Vic Katch

Biographical details
- Born: April 11, 1945 (age 81) Hollywood, California, U.S.

Coaching career (HC unless noted)
- 1973–1974: Michigan

= Vic Katch =

American basketball coach and professor of movement science

Victor L. Katch (born April 11, 1945) is an American former professor of movement science and pediatrics and a former basketball coach and player. He was a professor of movement science in the University of Michigan's Division of Kinesiology and an associate professor of pediatric cardiology at the University of Michigan Medical School. He was also the first head coach of the Michigan Wolverines women's basketball team, holding the position during the program's development from 1973 to 1974.

==Early life==
Katch was born in Hollywood, California, in 1945. His father, Kurt Katch, was a Polish immigrant who worked as an actor in more than 50 motion pictures and 100 television programs. His mother, Roma Katch, was also a Polish immigrant who worked as a stage performer, acting coach and dialect teacher in Hollywood.

Katch graduated from Hollywood High School in 1963. He received bachelor's degrees in political science and physical education from California State University, Northridge in 1968. After receiving his bachelor's degree, he worked as a high school science teacher in Los Angeles and then Richmond, California. He later attended the University of California, Berkeley where he received a master's degree in physical educational and an Ed.D. degree in physical education.

==Career==
After one year as an assistant professor at the University of California, Santa Barbara, Katch was hired by the University of Michigan as an assistant professor of physical education in 1972. He became an associate professor in 1975. In 1980, he became a full professor of physical education. Since 1982, he has been both a professor of movement science in the University of Michigan's Division of Kinesiology and an associate professor of pediatric cardiology at the University of Michigan School of Medicine.
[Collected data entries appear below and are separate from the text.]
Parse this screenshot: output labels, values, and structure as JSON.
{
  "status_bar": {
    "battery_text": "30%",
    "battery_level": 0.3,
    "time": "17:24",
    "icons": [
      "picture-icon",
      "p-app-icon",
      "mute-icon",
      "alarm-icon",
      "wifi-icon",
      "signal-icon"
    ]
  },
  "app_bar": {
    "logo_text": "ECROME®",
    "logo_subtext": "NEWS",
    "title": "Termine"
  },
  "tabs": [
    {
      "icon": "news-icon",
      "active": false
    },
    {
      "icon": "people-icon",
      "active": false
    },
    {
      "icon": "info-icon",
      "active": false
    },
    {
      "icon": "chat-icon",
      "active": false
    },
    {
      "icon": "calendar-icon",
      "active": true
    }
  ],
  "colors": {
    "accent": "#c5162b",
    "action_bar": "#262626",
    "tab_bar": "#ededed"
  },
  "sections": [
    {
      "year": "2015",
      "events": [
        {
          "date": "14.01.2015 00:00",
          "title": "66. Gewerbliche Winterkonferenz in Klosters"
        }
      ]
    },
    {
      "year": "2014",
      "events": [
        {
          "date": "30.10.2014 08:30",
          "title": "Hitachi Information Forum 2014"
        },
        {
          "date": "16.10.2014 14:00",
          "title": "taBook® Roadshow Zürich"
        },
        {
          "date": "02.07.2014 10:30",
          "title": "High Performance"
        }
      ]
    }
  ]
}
He served on the executive committee of the Division of Kinesiology Executive Committee from 1985 to 1990 and 1993 to 1994. He retired from the University of Michigan in 2015.

Katch has been an author or co-author of more than 125 published works. He also wrote monthly columns in Shape ("Inside Exercise," 1982–1987), Muscle & Fitness ("Physiology and Exercise", 1982–1987), American Health ("Science of Exercise", 1985–1988), and Healthy Weight Journal ("Body Basics", 1994–present).

Katch also served as the first head coach of the Michigan Wolverines women's basketball team. He held that position during the program's inaugural season in 1974. Katch had played basketball at Hollywood High School, where he was the team's most valuable player and an all-league player. He also played college basketball at Cal State Northridge and Uppsala University in Sweden while studying international relations. While at Uppsala, he was selected as the most valuable player in the A-2 Basketball League.

Katch's 1974 Michigan women's basketball team compiled a 3–8 record during Katch's season as head coach. The program's first game was a 73–35 loss to Michigan State on January 20, 1974. The program's first victory came four days later, a 43–37 win against the University of Toledo.

==Personal==
Katch is married to Heather MacKenzie. They have three children, Erika, Leslie, and Jesse.